In 2007, Aqsa Parvez, a 16-year-old girl from Mississauga, Ont., who is said to have refused to wear the hijab (a head covering traditionally worn by Muslim women) was allegedly strangled to death by her father*. With aims to restore a family’s reputation, honour killings continue to be a worldwide problem, with a 2000 report by the United Nations Population Fund estimating that as many as 5,000 women and girls are killed each year by their relatives.

“We cannot accept that women be prisoners behind a screen, cut off from all social life, deprived of all identity. The burka is not a religious sign, it’s a sign of subservience, a sign of debasement.”
– French President Nicolas Sarkozy

So as the years pass, women continue to be held at the mercy of the state, society and their family, whether they are in peaceful countries or in war zones. However, since 1948, the General Assembly of the United Nations adopted the Universal Declaration of Human Rights, which states: “Everyone has the right to life, liberty and security of person [Article 1] … No one shall be held in slavery or servitude [Article 2] … Men and women of full age, without any limitation due to race, nationality or religion, have the right to marry and to found a family.
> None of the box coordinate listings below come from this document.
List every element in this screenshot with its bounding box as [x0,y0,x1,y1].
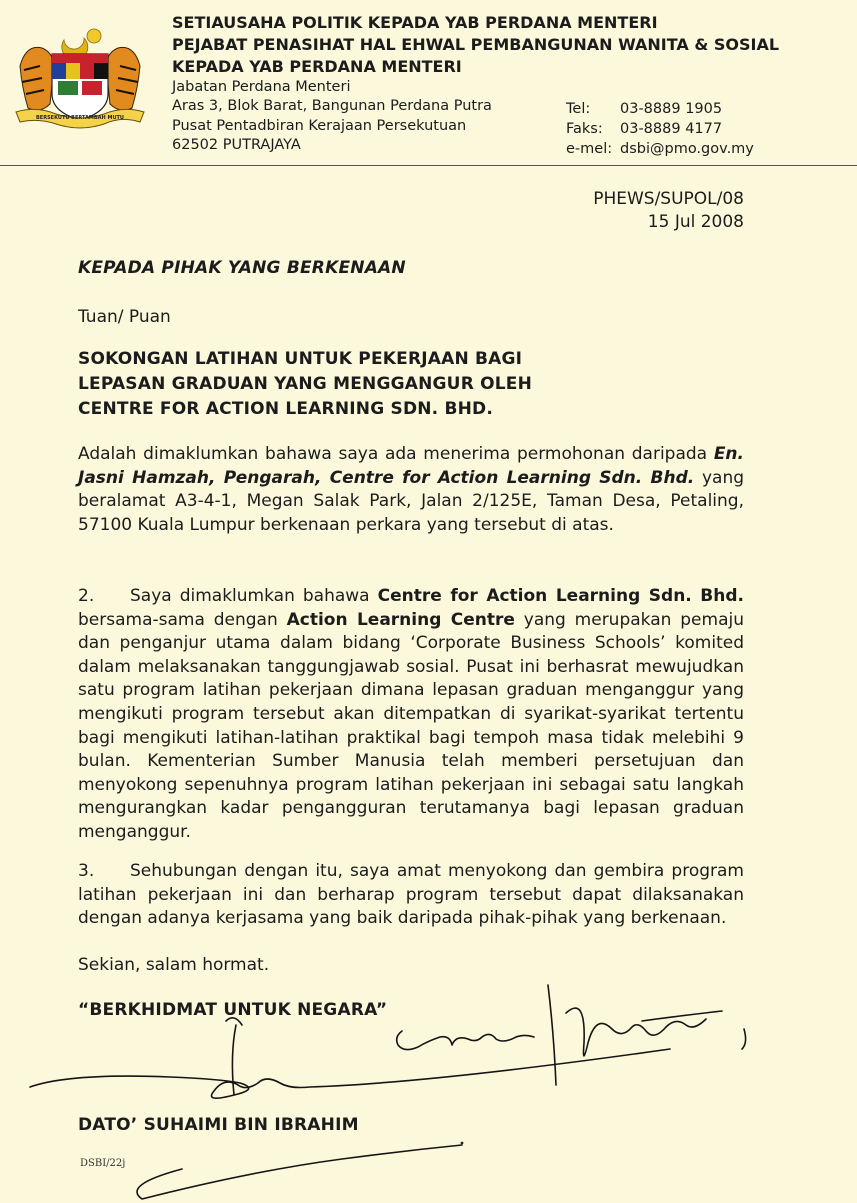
motto: “BERKHIDMAT UNTUK NEGARA” [78,1000,388,1020]
paragraph-text: yang beralamat A3-4-1, Megan Salak Park, Jalan 2/125E, Taman Desa, Petaling, 57100 Kuala Lumpur berkenaan perkara yang tersebut di atas. [78,467,745,535]
signatory-name: DATO’ SUHAIMI BIN IBRAHIM [78,1115,359,1135]
letterhead-organisation [172,12,779,78]
paragraph-text: bersama-sama dengan [78,609,287,630]
paragraph-1 [78,443,744,537]
subject [78,347,532,422]
paragraph-text: yang merupakan pemaju dan penganjur utama dalam bidang ‘Corporate Business Schools’ komited dalam melaksanakan tanggungjawab sosial. Pusat ini berhasrat mewujudkan satu program latihan pekerjaan dimana lepasan graduan menganggur yang mengikuti program tersebut akan ditempatkan di syarikat-syarikat tertentu bagi mengikuti latihan-latihan praktikal bagi tempoh masa tidak melebihi 9 bulan. Kementerian Sumber Manusia telah memberi persetujuan dan menyokong sepenuhnya program latihan pekerjaan ini sebagai satu langkah mengurangkan kadar pengangguran terutamanya bagi lepasan graduan menganggur. [78,609,744,842]
recipient: KEPADA PIHAK YANG BERKENAAN [78,258,406,278]
address-line: Pusat Pentadbiran Kerajaan Persekutuan [172,117,467,134]
reference-code: PHEWS/SUPOL/08 [593,189,744,209]
address-line: 62502 PUTRAJAYA [172,136,301,153]
subject-line: SOKONGAN LATIHAN UNTUK PEKERJAAN BAGI [78,349,523,369]
letter-date: 15 Jul 2008 [647,212,744,232]
handwritten-text: Salam Hormat, [400,1035,408,1036]
partner-name: Action Learning Centre [286,609,515,630]
letterhead-contact [566,99,754,159]
subject-line: LEPASAN GRADUAN YANG MENGGANGUR OLEH [78,374,533,394]
address-line: Jabatan Perdana Menteri [172,79,351,95]
salutation: Tuan/ Puan [78,307,171,327]
paragraph-text: Adalah dimaklumkan bahawa saya ada menerima permohonan daripada [78,444,714,464]
paragraph-2 [78,585,744,845]
paragraph-text: Sehubungan dengan itu, saya amat menyokong dan gembira program latihan pekerjaan ini dan berharap program tersebut dapat dilaksanakan dengan adanya kerjasama yang baik daripada pihak-pihak yang berkenaan. [78,861,744,929]
org-line: SETIAUSAHA POLITIK KEPADA YAB PERDANA MENTERI [172,13,658,32]
org-line: KEPADA YAB PERDANA MENTERI [172,57,462,76]
paragraph-number: 2. [78,586,95,606]
tel-label: Tel: [566,101,591,117]
handwritten-signature [0,975,857,1203]
company-name: Centre for Action Learning Sdn. Bhd. [377,586,744,606]
address-line: Aras 3, Blok Barat, Bangunan Perdana Putra [172,98,492,115]
tel-value: 03-8889 1905 [620,101,723,117]
reference-initials: DSBI/22j [80,1158,126,1169]
fax-value: 03-8889 4177 [620,121,723,137]
paragraph-number: 3. [78,861,95,881]
reference-block [593,188,744,234]
coat-of-arms-icon [12,26,148,130]
letterhead-address [172,78,492,155]
email-label: e-mel: [566,141,613,157]
fax-label: Faks: [566,121,603,137]
email-value: dsbi@pmo.gov.my [620,141,754,157]
header-divider [0,165,857,166]
crest-motto: BERSEKUTU BERTAMBAH MUTU [36,115,124,121]
applicant-name: En. Jasni Hamzah, Pengarah, Centre for Action Learning Sdn. Bhd. [78,444,744,488]
paragraph-text: Saya dimaklumkan bahawa [130,586,378,606]
org-line: PEJABAT PENASIHAT HAL EHWAL PEMBANGUNAN WANITA & SOSIAL [172,35,780,54]
subject-line: CENTRE FOR ACTION LEARNING SDN. BHD. [78,399,494,419]
paragraph-3 [78,860,744,931]
closing: Sekian, salam hormat. [78,955,270,975]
They are entitled to equal rights as to marriage, during marriage and at its dissolution [Article 16].” For Nazia Quazi, the right to marry without limitation was a life-consuming obstacle that shrouded her existence for years. A Canadian Muslim woman who met and fell in love with a Hindu while studying at the University of Ottawa, she decided to take a stand against her disapproving parents and fly to Dubai, where she would marry Bjorn Singhal. Her parents interjected and convinced her to go away with them to perform a religious pilgrimage in Mecca, Saudi Arabia. Trusting her father, Nazia visited him in Saudi Arabia where he has been working for years. There, she allegedly met entrapment and violent abuse for three tortuous years. She says he confiscated her Canadian and Indian passports, refusing to let her leave. With the male guardianship law in her father’s hands, Quazi, a Canadian citizen, became a prisoner in Saudi Arabia. Fighting for her right to be happy, she approached the Canadian Embassy in Saudi Arabia and took to the Internet to tell her story, but no one could help her. It was only because her father acquiesced that she was able to finally marry Singhal in Dubai in May 2010.
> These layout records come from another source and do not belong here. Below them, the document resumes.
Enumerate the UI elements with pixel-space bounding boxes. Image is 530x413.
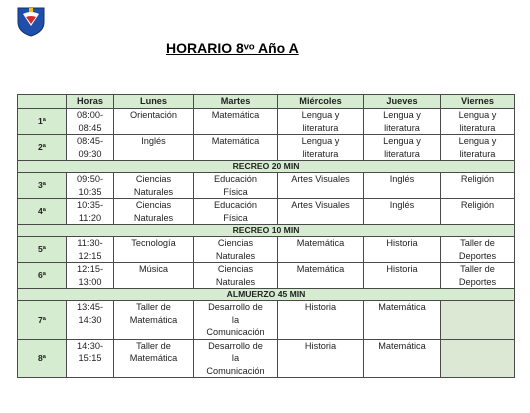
page-title: HORARIO 8ᵛᵒ Año A [166, 40, 299, 56]
subject-cell: Inglés [364, 199, 441, 225]
class-row [18, 199, 515, 225]
subject-cell: Lengua y literatura [278, 135, 364, 161]
subject-cell: Desarrollo de la Comunicación [194, 301, 278, 340]
school-logo [8, 6, 54, 50]
time-cell: 11:30- 12:15 [67, 237, 114, 263]
block-number: 6ª [18, 263, 67, 289]
subject-cell: Orientación [114, 109, 194, 135]
block-number: 8ª [18, 339, 67, 378]
class-row [18, 301, 515, 340]
subject-cell: Lengua y literatura [441, 135, 515, 161]
class-row [18, 135, 515, 161]
empty-cell [441, 339, 515, 378]
subject-cell: Artes Visuales [278, 199, 364, 225]
subject-cell: Ciencias Naturales [114, 199, 194, 225]
header-jueves: Jueves [364, 95, 441, 109]
time-cell: 13:45- 14:30 [67, 301, 114, 340]
subject-cell: Lengua y literatura [441, 109, 515, 135]
empty-cell [441, 301, 515, 340]
header-miércoles: Miércoles [278, 95, 364, 109]
subject-cell: Historia [364, 263, 441, 289]
class-row [18, 263, 515, 289]
block-number: 2ª [18, 135, 67, 161]
subject-cell: Tecnología [114, 237, 194, 263]
subject-cell: Historia [364, 237, 441, 263]
class-row [18, 173, 515, 199]
break-row [18, 225, 515, 237]
header-block [18, 95, 67, 109]
header-row [18, 95, 515, 109]
block-number: 3ª [18, 173, 67, 199]
subject-cell: Desarrollo de la Comunicación [194, 339, 278, 378]
break-label: RECREO 10 MIN [18, 225, 515, 237]
subject-cell: Ciencias Naturales [194, 263, 278, 289]
subject-cell: Educación Física [194, 173, 278, 199]
break-label: ALMUERZO 45 MIN [18, 289, 515, 301]
class-row [18, 237, 515, 263]
header-martes: Martes [194, 95, 278, 109]
subject-cell: Matemática [364, 339, 441, 378]
header-viernes: Viernes [441, 95, 515, 109]
time-cell: 10:35- 11:20 [67, 199, 114, 225]
subject-cell: Historia [278, 301, 364, 340]
subject-cell: Religión [441, 199, 515, 225]
time-cell: 08:45- 09:30 [67, 135, 114, 161]
subject-cell: Inglés [114, 135, 194, 161]
block-number: 7ª [18, 301, 67, 340]
subject-cell: Matemática [278, 237, 364, 263]
block-number: 4ª [18, 199, 67, 225]
block-number: 5ª [18, 237, 67, 263]
subject-cell: Artes Visuales [278, 173, 364, 199]
subject-cell: Matemática [194, 135, 278, 161]
time-cell: 08:00- 08:45 [67, 109, 114, 135]
header-horas: Horas [67, 95, 114, 109]
break-label: RECREO 20 MIN [18, 161, 515, 173]
header-lunes: Lunes [114, 95, 194, 109]
class-row [18, 339, 515, 378]
class-row [18, 109, 515, 135]
subject-cell: Lengua y literatura [278, 109, 364, 135]
subject-cell: Taller de Matemática [114, 339, 194, 378]
subject-cell: Matemática [364, 301, 441, 340]
subject-cell: Taller de Matemática [114, 301, 194, 340]
subject-cell: Historia [278, 339, 364, 378]
time-cell: 09:50- 10:35 [67, 173, 114, 199]
block-number: 1ª [18, 109, 67, 135]
break-row [18, 289, 515, 301]
subject-cell: Taller de Deportes [441, 237, 515, 263]
break-row [18, 161, 515, 173]
subject-cell: Lengua y literatura [364, 135, 441, 161]
subject-cell: Lengua y literatura [364, 109, 441, 135]
time-cell: 14:30- 15:15 [67, 339, 114, 378]
subject-cell: Inglés [364, 173, 441, 199]
time-cell: 12:15- 13:00 [67, 263, 114, 289]
subject-cell: Matemática [194, 109, 278, 135]
schedule-table [17, 94, 515, 378]
subject-cell: Religión [441, 173, 515, 199]
subject-cell: Matemática [278, 263, 364, 289]
subject-cell: Música [114, 263, 194, 289]
subject-cell: Taller de Deportes [441, 263, 515, 289]
subject-cell: Ciencias Naturales [114, 173, 194, 199]
subject-cell: Educación Física [194, 199, 278, 225]
subject-cell: Ciencias Naturales [194, 237, 278, 263]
Women and girls across the world are crippled with abuse, be it physical, emotional or psychological. Their dignity is denied. Since the 18th century, the Women’s Movement has made progress but to say we live in a ‘post-feminism’ era falsely implies that women have achieved equality. While women burned their bras in the ’60s for female liberation, rural parts of India, for example, continues to commit merciless bride burnings – dowry deaths. In heart-breaking addition, the World Health Organization estimates between 100 and 132 million girls and women across the world have endured female genital mutilation.
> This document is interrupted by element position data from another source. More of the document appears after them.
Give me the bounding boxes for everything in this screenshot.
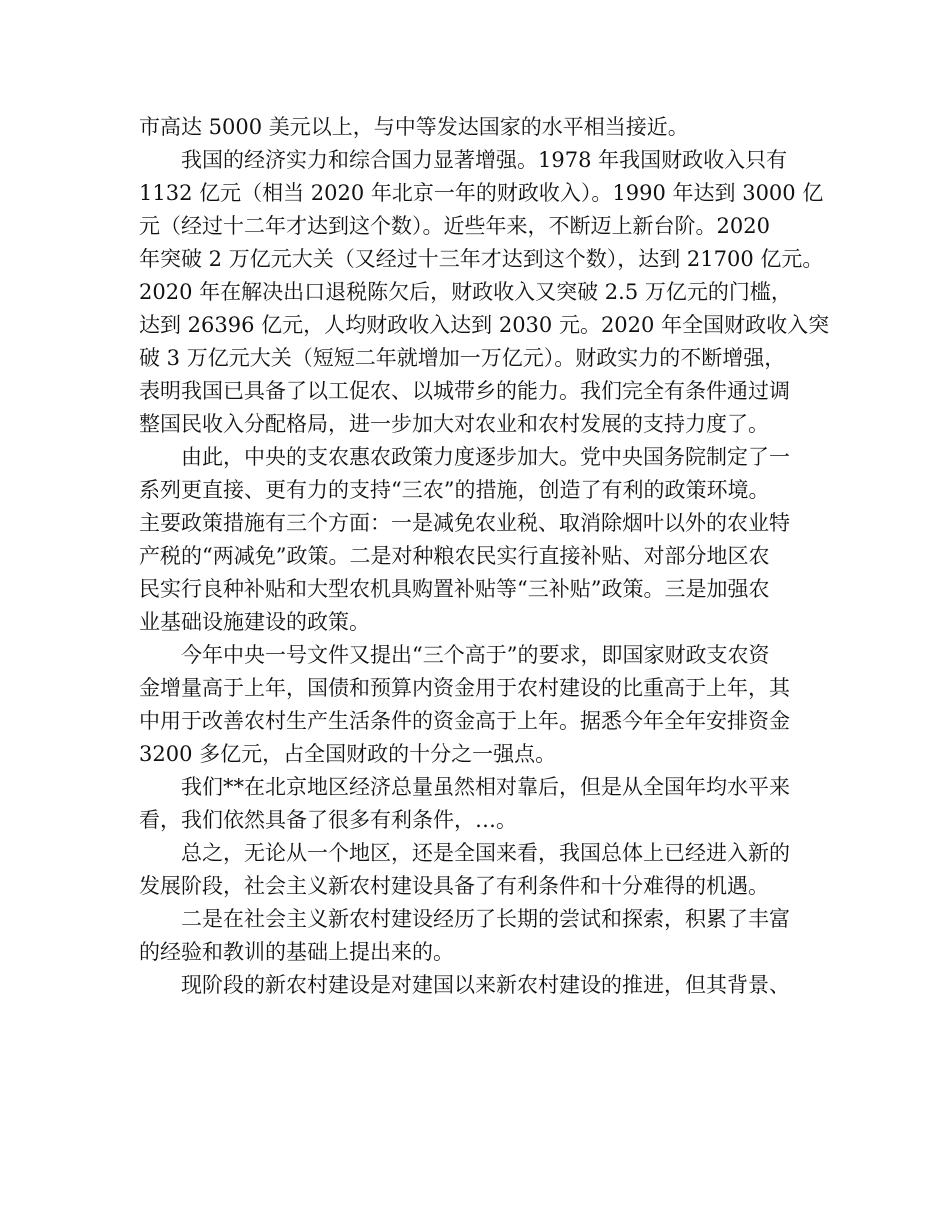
text-line-16: 业基础设施建设的政策。 (139, 610, 370, 634)
text-line-7: 达到 26396 亿元，人均财政收入达到 2030 元。2020 年全国财政收入突 (139, 313, 830, 337)
text-line-2: 我国的经济实力和综合国力显著增强。1978 年我国财政收入只有 (181, 148, 788, 172)
text-line-27: 现阶段的新农村建设是对建国以来新农村建设的推进，但其背景、 (181, 973, 790, 997)
text-line-25: 二是在社会主义新农村建设经历了长期的尝试和探索，积累了丰富 (181, 907, 790, 931)
text-line-14: 产税的“两减免”政策。二是对种粮农民实行直接补贴、对部分地区农 (139, 544, 770, 568)
text-line-6: 2020 年在解决出口退税陈欠后，财政收入又突破 2.5 万亿元的门槛， (139, 280, 792, 304)
text-line-17: 今年中央一号文件又提出“三个高于”的要求，即国家财政支农资 (181, 643, 770, 667)
text-line-10: 整国民收入分配格局，进一步加大对农业和农村发展的支持力度了。 (139, 412, 769, 436)
text-line-23: 总之，无论从一个地区，还是全国来看，我国总体上已经进入新的 (181, 841, 790, 865)
text-line-13: 主要政策措施有三个方面：一是减免农业税、取消除烟叶以外的农业特 (139, 511, 790, 535)
text-line-5: 年突破 2 万亿元大关（又经过十三年才达到这个数），达到 21700 亿元。 (139, 247, 824, 271)
text-line-24: 发展阶段，社会主义新农村建设具备了有利条件和十分难得的机遇。 (139, 874, 769, 898)
text-line-22: 看，我们依然具备了很多有利条件，…。 (139, 808, 517, 832)
text-line-1: 市高达 5000 美元以上，与中等发达国家的水平相当接近。 (139, 115, 689, 139)
text-line-4: 元（经过十二年才达到这个数）。近些年来，不断迈上新台阶。2020 (139, 214, 770, 238)
text-line-8: 破 3 万亿元大关（短短二年就增加一万亿元）。财政实力的不断增强， (139, 346, 786, 370)
text-line-20: 3200 多亿元，占全国财政的十分之一强点。 (139, 742, 557, 766)
text-line-21: 我们**在北京地区经济总量虽然相对靠后，但是从全国年均水平来 (181, 775, 790, 799)
text-line-15: 民实行良种补贴和大型农机具购置补贴等“三补贴”政策。三是加强农 (139, 577, 770, 601)
text-line-19: 中用于改善农村生产生活条件的资金高于上年。据悉今年全年安排资金 (139, 709, 790, 733)
body-text (139, 111, 830, 1002)
text-line-26: 的经验和教训的基础上提出来的。 (139, 940, 454, 964)
text-line-3: 1132 亿元（相当 2020 年北京一年的财政收入）。1990 年达到 3000 亿 (139, 181, 824, 205)
text-line-18: 金增量高于上年，国债和预算内资金用于农村建设的比重高于上年，其 (139, 676, 790, 700)
text-line-11: 由此，中央的支农惠农政策力度逐步加大。党中央国务院制定了一 (181, 445, 790, 469)
text-line-9: 表明我国已具备了以工促农、以城带乡的能力。我们完全有条件通过调 (139, 379, 790, 403)
text-line-12: 系列更直接、更有力的支持“三农”的措施，创造了有利的政策环境。 (139, 478, 770, 502)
In a world saturated with technological progress, scientific milestones and astronomical feats, women still do not have the basic right to be a person, to exercise their God-given thoughts and conviction. It seems like we’re more concerned with discovering signs of life on another planet, while the pulse of abused women slows as they fight alienation every day. The 62-year life span of the Universal Declaration of Human Rights recently recognized how far we have come, and there is no denying that we have come a long way. Yet it is a frightening reminder of how short we have fallen. In the arena of women’s rights, the absence of social change in the chain of evolution reflects the societies of several centuries ago. “Women are treated in a way that is not one of equality, and as a result, we see expressions of that through violence and discrimination,” says Mossman.

“A life free from violence is a basic human right,” says Amnesty International. Will the entrenched view of women as inferior ever have a happy ending?

STOP THE SILENT TREATMENT. TO JOIN THE FIGHT, GO TO:  www.amnesty.org, www.hrw.org

*[UPDATE] The father and brother of 16-year-old Aqsa Parvez of Mississauga, Ont. have been sentenced
to life in prison after pleading guilty to second-degree murder. Aqsa was strangled to death in her home in December 2007.